The Director’s Cut (2024)

Rating: C

Dir: Steven Aripez
Star: Joshua Lavelle Newman, Dani Adaliz, Alicia Blasingame, John Patrick Davis

I can’t remember how this one came across my radar. It might have been a Facebook post or a comment on the Tubi subreddit. It’s certainly obscure: at time of writing, it has just fifteen ratings and no reviews on the IMDb. After cutting his teeth on shorts, writer/director Aripez has made a feature which is roughly equal parts a love-letter to the days of video stores, a homage to Clerks (just look at that poster!), and a serial killer film. All of these elements have their moments: just not to an equal degree, and nor do they manage to gel into a consistent whole. It’s very chatty too – talk is cheap, after all – so you’ll need a hefty tolerance for that. 

Terrence (Newman) runs a video store, the last vestige of a bygone, pre-streaming era, mostly out of his love for physical media. His somewhat girlfriend Gabby (Adaliz) helps out, and he has a cadre of loyal customers, including Olivia (Blasingame), a former Hollywood professional.

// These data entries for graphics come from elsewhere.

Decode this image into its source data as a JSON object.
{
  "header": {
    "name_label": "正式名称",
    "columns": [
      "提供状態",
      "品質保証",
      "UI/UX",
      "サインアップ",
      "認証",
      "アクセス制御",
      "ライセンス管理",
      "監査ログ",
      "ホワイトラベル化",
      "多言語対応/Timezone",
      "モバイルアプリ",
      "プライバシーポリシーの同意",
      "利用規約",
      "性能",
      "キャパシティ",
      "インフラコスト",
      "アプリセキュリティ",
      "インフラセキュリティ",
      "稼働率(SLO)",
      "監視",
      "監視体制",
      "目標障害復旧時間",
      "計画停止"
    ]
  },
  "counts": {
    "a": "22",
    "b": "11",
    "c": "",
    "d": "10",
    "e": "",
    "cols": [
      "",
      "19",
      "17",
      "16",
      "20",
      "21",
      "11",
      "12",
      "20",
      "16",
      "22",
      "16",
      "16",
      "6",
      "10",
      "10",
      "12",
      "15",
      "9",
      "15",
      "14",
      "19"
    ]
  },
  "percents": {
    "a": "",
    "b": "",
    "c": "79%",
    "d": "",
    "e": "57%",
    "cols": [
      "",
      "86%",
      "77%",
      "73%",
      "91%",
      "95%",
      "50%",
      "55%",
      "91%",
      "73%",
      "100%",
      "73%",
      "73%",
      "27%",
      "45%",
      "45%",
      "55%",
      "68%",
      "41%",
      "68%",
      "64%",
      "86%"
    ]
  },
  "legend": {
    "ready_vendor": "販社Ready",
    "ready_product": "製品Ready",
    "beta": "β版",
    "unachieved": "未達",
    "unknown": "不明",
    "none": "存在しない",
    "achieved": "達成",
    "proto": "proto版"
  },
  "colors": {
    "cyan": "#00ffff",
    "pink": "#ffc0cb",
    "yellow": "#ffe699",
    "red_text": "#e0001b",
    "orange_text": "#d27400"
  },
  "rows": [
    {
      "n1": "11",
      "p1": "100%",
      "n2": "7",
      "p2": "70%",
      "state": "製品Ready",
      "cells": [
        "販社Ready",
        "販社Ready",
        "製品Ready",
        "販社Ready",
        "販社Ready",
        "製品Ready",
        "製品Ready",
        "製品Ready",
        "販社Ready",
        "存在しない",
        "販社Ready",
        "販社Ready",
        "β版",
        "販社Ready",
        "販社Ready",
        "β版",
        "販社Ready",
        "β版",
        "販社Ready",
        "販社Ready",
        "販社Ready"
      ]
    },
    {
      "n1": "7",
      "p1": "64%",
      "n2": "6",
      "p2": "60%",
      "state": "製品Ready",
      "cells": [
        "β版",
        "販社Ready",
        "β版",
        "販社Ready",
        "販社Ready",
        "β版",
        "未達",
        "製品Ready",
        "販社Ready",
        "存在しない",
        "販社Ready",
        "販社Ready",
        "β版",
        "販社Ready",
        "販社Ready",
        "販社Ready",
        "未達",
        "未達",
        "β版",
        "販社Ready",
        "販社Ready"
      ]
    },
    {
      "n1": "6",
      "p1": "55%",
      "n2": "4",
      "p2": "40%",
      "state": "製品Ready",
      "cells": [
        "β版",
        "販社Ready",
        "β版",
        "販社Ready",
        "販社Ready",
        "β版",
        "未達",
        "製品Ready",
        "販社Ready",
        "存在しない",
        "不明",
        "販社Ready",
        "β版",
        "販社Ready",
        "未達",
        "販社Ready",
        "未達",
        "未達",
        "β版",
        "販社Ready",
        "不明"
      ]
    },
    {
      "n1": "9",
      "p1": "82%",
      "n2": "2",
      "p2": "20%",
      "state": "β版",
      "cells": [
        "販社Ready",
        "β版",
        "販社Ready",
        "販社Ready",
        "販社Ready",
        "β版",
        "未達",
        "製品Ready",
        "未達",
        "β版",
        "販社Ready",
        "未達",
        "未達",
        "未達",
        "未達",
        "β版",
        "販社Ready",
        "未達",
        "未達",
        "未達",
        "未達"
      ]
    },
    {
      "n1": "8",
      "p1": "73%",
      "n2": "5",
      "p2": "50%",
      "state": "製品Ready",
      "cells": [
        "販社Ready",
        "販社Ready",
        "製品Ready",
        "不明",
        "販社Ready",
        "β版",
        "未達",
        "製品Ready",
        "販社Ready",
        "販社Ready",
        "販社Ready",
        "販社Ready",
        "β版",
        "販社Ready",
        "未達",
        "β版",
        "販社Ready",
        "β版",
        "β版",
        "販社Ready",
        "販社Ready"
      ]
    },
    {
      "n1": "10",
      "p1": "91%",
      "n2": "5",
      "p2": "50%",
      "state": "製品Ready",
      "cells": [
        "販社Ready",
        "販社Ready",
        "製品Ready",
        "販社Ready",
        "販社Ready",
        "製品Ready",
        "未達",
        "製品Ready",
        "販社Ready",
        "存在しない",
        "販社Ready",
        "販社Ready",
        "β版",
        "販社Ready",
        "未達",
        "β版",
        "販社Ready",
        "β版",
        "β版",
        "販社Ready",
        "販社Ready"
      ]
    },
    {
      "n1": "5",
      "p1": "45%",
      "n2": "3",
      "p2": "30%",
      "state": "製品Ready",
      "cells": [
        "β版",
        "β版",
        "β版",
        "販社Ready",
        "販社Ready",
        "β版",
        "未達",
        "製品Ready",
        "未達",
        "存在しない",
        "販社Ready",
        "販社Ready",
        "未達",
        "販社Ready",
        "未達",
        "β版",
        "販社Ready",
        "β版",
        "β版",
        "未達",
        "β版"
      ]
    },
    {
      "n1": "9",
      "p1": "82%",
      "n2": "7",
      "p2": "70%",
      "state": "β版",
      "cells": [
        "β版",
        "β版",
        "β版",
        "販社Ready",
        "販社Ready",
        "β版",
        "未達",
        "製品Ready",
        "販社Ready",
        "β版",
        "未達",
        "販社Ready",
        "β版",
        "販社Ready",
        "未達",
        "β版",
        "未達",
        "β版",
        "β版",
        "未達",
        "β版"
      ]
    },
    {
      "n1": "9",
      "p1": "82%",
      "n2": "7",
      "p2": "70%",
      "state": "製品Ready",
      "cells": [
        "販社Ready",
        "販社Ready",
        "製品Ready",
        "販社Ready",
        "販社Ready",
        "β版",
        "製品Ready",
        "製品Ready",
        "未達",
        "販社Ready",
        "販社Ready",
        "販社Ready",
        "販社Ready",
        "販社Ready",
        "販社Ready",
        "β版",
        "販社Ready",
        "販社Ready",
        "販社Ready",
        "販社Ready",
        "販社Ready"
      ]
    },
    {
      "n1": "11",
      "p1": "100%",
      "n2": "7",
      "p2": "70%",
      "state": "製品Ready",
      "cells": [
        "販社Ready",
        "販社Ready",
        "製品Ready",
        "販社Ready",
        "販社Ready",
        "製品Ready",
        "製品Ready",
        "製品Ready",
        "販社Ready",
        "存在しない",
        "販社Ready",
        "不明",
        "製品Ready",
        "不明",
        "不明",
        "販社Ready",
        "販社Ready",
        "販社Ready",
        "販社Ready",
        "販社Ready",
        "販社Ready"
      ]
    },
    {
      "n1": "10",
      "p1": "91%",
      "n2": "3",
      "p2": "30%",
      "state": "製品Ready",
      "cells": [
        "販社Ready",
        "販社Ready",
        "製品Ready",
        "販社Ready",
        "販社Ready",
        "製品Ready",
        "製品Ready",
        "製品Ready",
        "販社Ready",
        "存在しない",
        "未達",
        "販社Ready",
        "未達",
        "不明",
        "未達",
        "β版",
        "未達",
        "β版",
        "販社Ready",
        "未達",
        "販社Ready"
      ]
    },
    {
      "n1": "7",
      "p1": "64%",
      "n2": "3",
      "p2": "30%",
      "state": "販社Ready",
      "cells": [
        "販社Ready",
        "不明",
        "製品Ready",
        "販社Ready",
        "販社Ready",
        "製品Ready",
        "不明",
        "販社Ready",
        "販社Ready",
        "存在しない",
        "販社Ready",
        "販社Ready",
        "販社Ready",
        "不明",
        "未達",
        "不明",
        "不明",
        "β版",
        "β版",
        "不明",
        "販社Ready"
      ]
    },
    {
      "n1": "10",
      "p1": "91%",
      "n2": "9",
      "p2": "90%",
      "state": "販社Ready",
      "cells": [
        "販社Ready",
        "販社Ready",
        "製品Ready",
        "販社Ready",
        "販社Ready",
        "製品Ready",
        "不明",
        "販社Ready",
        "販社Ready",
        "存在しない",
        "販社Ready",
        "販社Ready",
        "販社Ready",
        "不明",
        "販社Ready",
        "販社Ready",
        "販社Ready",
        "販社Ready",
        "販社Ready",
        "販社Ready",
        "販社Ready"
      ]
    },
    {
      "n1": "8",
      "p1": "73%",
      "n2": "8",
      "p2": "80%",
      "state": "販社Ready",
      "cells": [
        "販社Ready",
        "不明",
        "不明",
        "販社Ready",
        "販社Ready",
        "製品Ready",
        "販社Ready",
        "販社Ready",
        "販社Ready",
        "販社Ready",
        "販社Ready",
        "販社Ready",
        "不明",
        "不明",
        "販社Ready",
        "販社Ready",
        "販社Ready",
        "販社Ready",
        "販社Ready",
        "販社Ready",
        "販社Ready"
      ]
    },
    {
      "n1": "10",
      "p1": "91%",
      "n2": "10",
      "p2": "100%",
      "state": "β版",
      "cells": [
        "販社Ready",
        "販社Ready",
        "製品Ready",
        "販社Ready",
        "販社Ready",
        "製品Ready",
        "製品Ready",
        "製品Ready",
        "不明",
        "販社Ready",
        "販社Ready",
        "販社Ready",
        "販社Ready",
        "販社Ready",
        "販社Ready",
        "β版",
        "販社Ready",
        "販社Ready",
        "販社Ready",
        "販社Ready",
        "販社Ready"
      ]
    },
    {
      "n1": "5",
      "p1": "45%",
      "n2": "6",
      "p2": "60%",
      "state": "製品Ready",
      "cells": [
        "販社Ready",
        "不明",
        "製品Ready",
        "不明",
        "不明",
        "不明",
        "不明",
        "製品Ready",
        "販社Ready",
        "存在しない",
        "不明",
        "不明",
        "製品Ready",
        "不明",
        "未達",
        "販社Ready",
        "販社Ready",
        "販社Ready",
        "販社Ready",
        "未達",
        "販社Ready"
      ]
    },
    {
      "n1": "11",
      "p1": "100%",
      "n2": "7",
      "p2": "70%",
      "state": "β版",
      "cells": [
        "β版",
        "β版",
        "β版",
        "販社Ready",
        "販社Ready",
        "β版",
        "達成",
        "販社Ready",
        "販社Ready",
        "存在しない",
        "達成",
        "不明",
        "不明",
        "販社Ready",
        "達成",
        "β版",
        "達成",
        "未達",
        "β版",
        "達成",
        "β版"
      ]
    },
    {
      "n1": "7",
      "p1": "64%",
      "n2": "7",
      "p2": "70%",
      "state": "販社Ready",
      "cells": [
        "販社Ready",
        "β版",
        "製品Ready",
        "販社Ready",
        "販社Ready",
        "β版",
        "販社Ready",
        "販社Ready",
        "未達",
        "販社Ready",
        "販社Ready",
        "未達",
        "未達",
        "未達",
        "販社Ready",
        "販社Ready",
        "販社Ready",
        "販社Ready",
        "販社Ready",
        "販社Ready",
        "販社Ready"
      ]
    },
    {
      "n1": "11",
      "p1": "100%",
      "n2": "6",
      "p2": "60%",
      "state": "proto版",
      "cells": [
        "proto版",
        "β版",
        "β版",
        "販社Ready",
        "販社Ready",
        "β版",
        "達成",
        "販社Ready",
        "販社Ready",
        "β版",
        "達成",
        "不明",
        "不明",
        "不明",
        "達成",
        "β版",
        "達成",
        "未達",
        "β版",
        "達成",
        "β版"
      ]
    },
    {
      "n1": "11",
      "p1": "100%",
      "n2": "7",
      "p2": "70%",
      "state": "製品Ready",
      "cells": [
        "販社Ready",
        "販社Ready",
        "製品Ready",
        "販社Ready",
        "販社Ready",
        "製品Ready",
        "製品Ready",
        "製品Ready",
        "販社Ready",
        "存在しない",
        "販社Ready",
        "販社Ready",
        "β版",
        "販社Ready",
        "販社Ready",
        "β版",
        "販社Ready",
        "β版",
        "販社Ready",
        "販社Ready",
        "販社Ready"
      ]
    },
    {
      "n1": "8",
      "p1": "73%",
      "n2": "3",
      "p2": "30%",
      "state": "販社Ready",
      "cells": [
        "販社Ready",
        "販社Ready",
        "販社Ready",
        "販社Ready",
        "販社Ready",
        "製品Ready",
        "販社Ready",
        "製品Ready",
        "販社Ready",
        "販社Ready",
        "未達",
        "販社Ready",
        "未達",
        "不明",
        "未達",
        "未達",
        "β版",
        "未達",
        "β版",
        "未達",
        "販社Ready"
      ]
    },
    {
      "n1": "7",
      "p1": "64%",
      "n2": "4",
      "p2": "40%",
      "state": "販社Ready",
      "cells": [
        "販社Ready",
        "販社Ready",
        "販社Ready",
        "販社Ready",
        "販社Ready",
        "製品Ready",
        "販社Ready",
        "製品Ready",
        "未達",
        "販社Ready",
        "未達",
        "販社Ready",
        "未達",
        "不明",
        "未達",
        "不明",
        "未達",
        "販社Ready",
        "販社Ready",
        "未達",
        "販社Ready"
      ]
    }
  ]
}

One evening, she shows up, slightly tipsy, and gives him a DVD, the “director’s cut” of her movie, The Midnight Mangler. After watching it, Terrence is stunned to discover a connection to a slew of unsolved murders committed locally, by a killer nicknamed The Fiend. Is Olivia a serial killer? Despite Gabby’s doubts, he vows to confront Olivia when she returns the movie she rented. It doesn’t go as planned, instead revealing shocking information about Terrence’s past. 

This doesn’t really show up until the final twenty minutes, and would have merited deeper exploration. Instead, you get an extended discussion regarding which horror movie some customers should watch first for their all-nighter: Re-AnimatorThe WailingDevil’s Candy or Jennifer’s Body. [The correct answer is, of course, Jennifer’s Body. Because then I could show up two hours late, and not have to sit through its badly over-rated ass] On the one hand, these are conversations I have had. On the other, they don’t move the story forward, or enhance the characters particularly much. It’s the kind of ambient chit-chat you had in Clerks. But there was no real plot goal there, and it’s very difficult to pull off without seeming like a Kevin Smith wannabe.

However, these were people I generally didn’t mind hanging out with. That goes a long way, and certainly is not always the case in low-budget cinema. The dialogue sounded natural, and was delivered effectively. Some scenes were basically two people talking to each other at some length – the opening discussion between Olivia and Terrence is 8-9 minutes long. Even though there were often only a couple of camera positions, these conversations were generally engaging and fairly interesting. Aripez also knows not to go beyond what his resources permit: there’s basically no special effects here. It all shows promise, with most of the foundations in place. I’d say it just needs to be in the service of something more plot-oriented, with a story which seems far less an afterthought.